Griffiths, Dünya Sağlık Örgütü’nün (WHO) tahminlerine göre, Ukrayna’nın sağlık sistemine yönelik en az 715 saldırı olduğunu belirterek ”Ukrayna’daki bu saldırılar, bu yıl dünya çapında bildirilen sağlık altyapısına yönelik tüm saldırıların yüzde 70’inden fazlasını oluşturuyor. Şu ana kadar milyonlarca kişi kaçtı, evlerinden ayrılmak zorunda kaldığını, şiddet görme tehlikesiyle karşı karşıya kaldığını” söyledi.

Ukrayna’daki savaşın yarattığı travmalardan yaklaşık 765 bin çocuğun etkilendiğini belirten Griffitsh, çocukların yaşadıkları bu travmayla başa çıkmalarına yardımcı olmak için psikolojik ve sosyal desteğe ihtiyaç duyduğunu kaydetti.

“Cinsel saldırı ve cinsel şiddet arttı”

Ülkede yerinde olan kişiler için mobil destek merkezleri kurulduğunu belirten Griffiths, kadınları ve kızları hedef alan cinsel saldırı ve şiddetin arttığını ancak cinsel saldırı ve tacize uğrayan kişilerin, yetkililere bu durumu aktarmaktan çekindiği belirterek, “Cinsiyete dayalı şiddete maruz kalan kadınlar, kız çocukları, erkek çocukları ve erkekler için psikolojik destek veriyoruz” dedi.

Ukrayna’daki giderek artan kış şartlarının tüm yaşamı olumsuz olarak etkilediğini ifade eden Griffiths ”Hava sıcaklığının -20 santigrat derecenin altına düşmesi bekleniyor.
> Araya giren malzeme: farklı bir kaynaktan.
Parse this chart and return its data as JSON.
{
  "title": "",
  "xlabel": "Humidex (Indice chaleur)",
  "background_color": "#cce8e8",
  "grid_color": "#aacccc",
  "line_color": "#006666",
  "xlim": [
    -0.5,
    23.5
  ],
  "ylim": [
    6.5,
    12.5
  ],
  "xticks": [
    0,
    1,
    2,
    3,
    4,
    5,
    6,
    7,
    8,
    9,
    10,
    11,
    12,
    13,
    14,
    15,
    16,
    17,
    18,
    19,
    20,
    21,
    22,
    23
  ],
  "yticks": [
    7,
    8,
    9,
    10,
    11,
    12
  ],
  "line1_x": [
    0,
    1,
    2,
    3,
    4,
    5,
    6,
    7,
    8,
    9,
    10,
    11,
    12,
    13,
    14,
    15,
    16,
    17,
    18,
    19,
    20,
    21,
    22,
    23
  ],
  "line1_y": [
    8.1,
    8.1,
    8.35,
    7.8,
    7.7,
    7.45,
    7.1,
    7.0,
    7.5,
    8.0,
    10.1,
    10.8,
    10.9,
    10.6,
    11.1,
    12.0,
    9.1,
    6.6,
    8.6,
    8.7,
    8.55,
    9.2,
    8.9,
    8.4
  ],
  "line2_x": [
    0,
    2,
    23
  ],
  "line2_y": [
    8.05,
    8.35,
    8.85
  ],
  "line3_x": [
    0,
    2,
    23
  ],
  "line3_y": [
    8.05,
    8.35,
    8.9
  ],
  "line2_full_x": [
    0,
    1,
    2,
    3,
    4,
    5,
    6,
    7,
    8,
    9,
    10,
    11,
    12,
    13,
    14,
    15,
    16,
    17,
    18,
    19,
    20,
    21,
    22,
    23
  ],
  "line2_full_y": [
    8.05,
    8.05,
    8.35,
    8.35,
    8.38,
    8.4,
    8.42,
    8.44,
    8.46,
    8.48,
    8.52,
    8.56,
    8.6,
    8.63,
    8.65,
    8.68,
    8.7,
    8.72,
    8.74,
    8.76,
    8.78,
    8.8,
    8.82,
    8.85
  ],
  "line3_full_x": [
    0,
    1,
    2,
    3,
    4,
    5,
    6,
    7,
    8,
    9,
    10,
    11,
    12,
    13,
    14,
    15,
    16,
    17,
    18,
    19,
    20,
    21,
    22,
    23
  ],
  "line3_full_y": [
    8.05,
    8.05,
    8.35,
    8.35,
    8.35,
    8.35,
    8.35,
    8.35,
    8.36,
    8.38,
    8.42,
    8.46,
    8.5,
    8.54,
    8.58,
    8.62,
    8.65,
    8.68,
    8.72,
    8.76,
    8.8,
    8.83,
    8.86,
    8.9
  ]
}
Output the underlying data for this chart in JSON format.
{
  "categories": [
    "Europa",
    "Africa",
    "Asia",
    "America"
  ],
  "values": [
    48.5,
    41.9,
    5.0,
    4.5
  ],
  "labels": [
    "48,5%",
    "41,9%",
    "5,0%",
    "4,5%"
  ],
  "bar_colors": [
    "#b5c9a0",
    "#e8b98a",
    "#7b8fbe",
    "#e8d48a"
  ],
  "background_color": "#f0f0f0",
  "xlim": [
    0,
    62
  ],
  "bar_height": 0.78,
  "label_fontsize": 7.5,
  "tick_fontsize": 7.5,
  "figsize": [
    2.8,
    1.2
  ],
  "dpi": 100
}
Soğuk hava şartları durumu daha da zor bir hale getirecek. Ülkenin enerji altyapısına yönelik saldırıların devam etmesi, milyonlarca kişinin ısıya, elektriğe ve suya erişimini engelliyor. Kış şartları, savaşın neden olduğu insani krize tehlikeli bir boyut daha ekliyor. Bu saldırılar ayrıca insanları, temel sağlık hizmetlerinden ve çocukları eğitim hakkından mahrum bırakıyor” diye konuştu.

“İnsani yardım bütçesine 3,1 milyar dolar sağlandı”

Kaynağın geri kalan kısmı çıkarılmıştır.